Breaking Token Into Concepts: Exploring Extreme Compression in Token Representation Via Compositional Shared Semantics
This addresses the need for more efficient and semantically rich token representations in NLP, offering a novel approach with broad applicability, though it builds on existing techniques like Product Quantization.
The paper tackled the problem of monolithic token embeddings in language models by proposing Aggregate Semantic Grouping (ASG), a compositional representation method, which achieved extreme compression of embedding parameters to 0.4-0.5% while maintaining over 95% task performance across diverse benchmarks.
Standard language models employ unique, monolithic embeddings for each token, potentially limiting their ability to capture the multifaceted nature of word meanings.
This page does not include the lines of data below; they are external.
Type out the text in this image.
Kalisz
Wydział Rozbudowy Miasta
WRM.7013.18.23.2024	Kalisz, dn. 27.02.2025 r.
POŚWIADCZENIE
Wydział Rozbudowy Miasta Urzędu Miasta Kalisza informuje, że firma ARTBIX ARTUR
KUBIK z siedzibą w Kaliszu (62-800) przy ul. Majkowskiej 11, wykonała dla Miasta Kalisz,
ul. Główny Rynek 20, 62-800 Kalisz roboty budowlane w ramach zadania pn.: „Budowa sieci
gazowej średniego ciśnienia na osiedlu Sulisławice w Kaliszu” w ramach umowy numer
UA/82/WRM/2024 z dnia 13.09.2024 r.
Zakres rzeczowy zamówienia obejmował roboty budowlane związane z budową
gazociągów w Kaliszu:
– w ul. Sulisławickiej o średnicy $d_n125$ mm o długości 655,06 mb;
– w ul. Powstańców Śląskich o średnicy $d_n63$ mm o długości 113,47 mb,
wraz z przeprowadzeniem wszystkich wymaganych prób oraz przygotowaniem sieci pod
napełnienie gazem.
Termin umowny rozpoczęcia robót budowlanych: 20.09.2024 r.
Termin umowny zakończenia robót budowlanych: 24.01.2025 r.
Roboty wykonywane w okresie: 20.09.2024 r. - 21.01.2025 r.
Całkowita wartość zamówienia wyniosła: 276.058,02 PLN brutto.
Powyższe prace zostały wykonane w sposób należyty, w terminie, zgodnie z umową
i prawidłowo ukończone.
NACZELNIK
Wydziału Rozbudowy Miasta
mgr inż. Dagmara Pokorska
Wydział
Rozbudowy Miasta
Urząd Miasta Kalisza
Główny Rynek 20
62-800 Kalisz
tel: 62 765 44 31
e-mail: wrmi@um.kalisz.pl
We investigate whether tokens can be more effectively represented through a compositional structure that accumulates diverse semantic facets. To explore this, we propose Aggregate Semantic Grouping (ASG), a novel approach leveraging Product Quantization (PQ). We apply ASG to standard transformer architectures (mBERT, XLM-R, mT5) and evaluate this representational scheme across diverse tasks (NLI, NER, QA), as well as a biomedical domain-specific benchmark (BC5CDR) using BioBERT. Our findings demonstrate that representing tokens compositionally via ASG achieves extreme compression in embedding parameters (0.4--0.5\%) while maintaining $>$95\% task performance relative to the base model, even in generative tasks and extends to both cross lingual transfer and domain-specific settings. These results validate the principle that tokens can be effectively modeled as combinations of shared semantic building blocks. ASG offers a simple yet concrete method for achieving this, showcasing how compositional representations can capture linguistic richness while enabling compact yet semantically rich models.